• Georgia Bates

Fake Inclusion and Tokenism in the Media Industry


© Illustration by Alicia Lupieri


Is the media industry really about inclusion or is it just a symbolic gesture?


Tokenism is a stale theme that has existed in the media industry for decades. Tokenism is defined as “the policy and practise of making a perfunctory gesture towards the inclusion of members of minority groups”. Despite research showing that representation of people of colour has improved over recent years, the media industry is continually criticised for tokenism due to the belief that many movies only tend to make a symbolic effort to be inclusive. Studies have shown growth of inclusion over recent years however this must continue to grow to ensure actual diversity.

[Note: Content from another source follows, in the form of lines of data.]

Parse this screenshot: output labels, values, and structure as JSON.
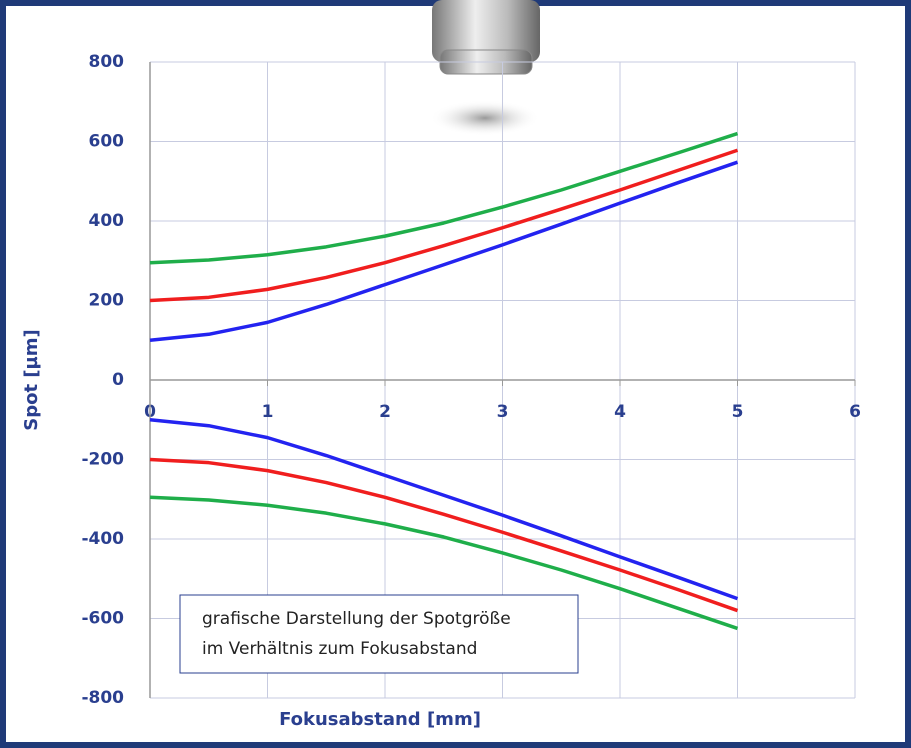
{
  "chart_data": {
    "type": "line",
    "x_label": "Fokusabstand [mm]",
    "y_label": "Spot [µm]",
    "annotation": [
      "grafische Darstellung der Spotgröße",
      "im Verhältnis zum Fokusabstand"
    ],
    "x": [
      0,
      0.5,
      1,
      1.5,
      2,
      2.5,
      3,
      3.5,
      4,
      4.5,
      5
    ],
    "series": [
      {
        "color": "#1fae4a",
        "values": [
          295,
          302,
          315,
          335,
          362,
          395,
          435,
          478,
          525,
          572,
          620
        ]
      },
      {
        "color": "#f01e1e",
        "values": [
          200,
          208,
          228,
          258,
          295,
          338,
          383,
          430,
          478,
          528,
          578
        ]
      },
      {
        "color": "#2323f0",
        "values": [
          100,
          115,
          145,
          190,
          240,
          290,
          340,
          392,
          445,
          497,
          548
        ]
      },
      {
        "color": "#2323f0",
        "values": [
          -100,
          -115,
          -145,
          -190,
          -240,
          -290,
          -340,
          -392,
          -445,
          -497,
          -550
        ]
      },
      {
        "color": "#f01e1e",
        "values": [
          -200,
          -208,
          -228,
          -258,
          -295,
          -338,
          -383,
          -430,
          -478,
          -528,
          -580
        ]
      },
      {
        "color": "#1fae4a",
        "values": [
          -295,
          -302,
          -315,
          -335,
          -362,
          -395,
          -435,
          -478,
          -525,
          -575,
          -625
        ]
      }
    ],
    "xlim": [
      0,
      6
    ],
    "xticks": [
      0,
      1,
      2,
      3,
      4,
      5,
      6
    ],
    "ylim": [
      -800,
      800
    ],
    "yticks": [
      -800,
      -600,
      -400,
      -200,
      0,
      200,
      400,
      600,
      800
    ],
    "grid": true
  }
}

Hollywood’s Lack of Representation


Hollywood as a whole lack’s diversity in movies. Looking back on movies from the early/mid 2000s and prior to this there is an obvious lack of diversity in casting. Even just by looking at IMDB’s ‘top rated movies of all times’, the first 20 all feature white (male) protagonists and as a general theme, is common for the top 100. Only since the recent surge of recognition to this lack of diversity has it begun to change and recent films such as ‘Crazy Rich Asians’, ‘Black Panther' and ‘Get Out’ have attained astronomical levels of success, proving the desire for greater racial representation within the media industry. The emergence of films with sounder representation has ignited discussion on Hollywood’s lack of diversity yet is still far from providing absolute representation for people of colour.


Forced and performative diversity within the media industry


Performative diversity has emerged as a sort of backlash from criticization of the lack of racial representation within the media and film industry. Ultimately, there is a belief that the media forces diversity from the reactionary right whilst white men remain as the default. Minority characters that are forced into storylines often characterise and dehumanise racial minorities and more times than not, there is some acknowledgement to their race paired with offensive stereotypes. Much of the problem with forced diversity is that its fundamentals lie in society’s stereotypes and racist perceptions of minority groups, and this get translated into cinema. Throughout the media industry there are associated traits and stigmas with minority groups. In action films, Asian characters are often associated with karate and martial arts (notable the white saviour concept prevails in these kind of movies) or in more light-hearted cinema/sitcoms, East Asian characters are incredibly smart with pushy parents and the desire to become a Doctor (such as Vince Masuka in Dexter). Black Women are often portrayed as loud and sassy with a pro-black activist stance and more times than not are the sidekick to the female protagonist. Take Ivy from Disney Channel show ‘Good Luck Charlie’ as well as Rocky in ‘Shake it Up’ who play the best friend character whilst conforming to racial stereotypes. Whilst as a concept this is highly problematic, it is notable that movies and TV impact the way in which we view society (a study released by the National Research Group on representation finding that 91% of Americans believing that the media has the power to influence society), yet this influence on children/teens who are the common demographic for these types of shows is harmful for societies understanding on race.


Tokenism tends to generalise minority characters as a whole and it is important to recognise the difference between tokenism and actual inclusion. People should be represented fairly and accurately without harmful stereotypes and the mere intention of increasing views. Shows and movies that are praised for actual inclusion include Superstore, Haiku, Sex Education, Glee and many others. Nonetheless, tokenism is still a highly problematic aspect of the media industry and needs to be recognised and changed.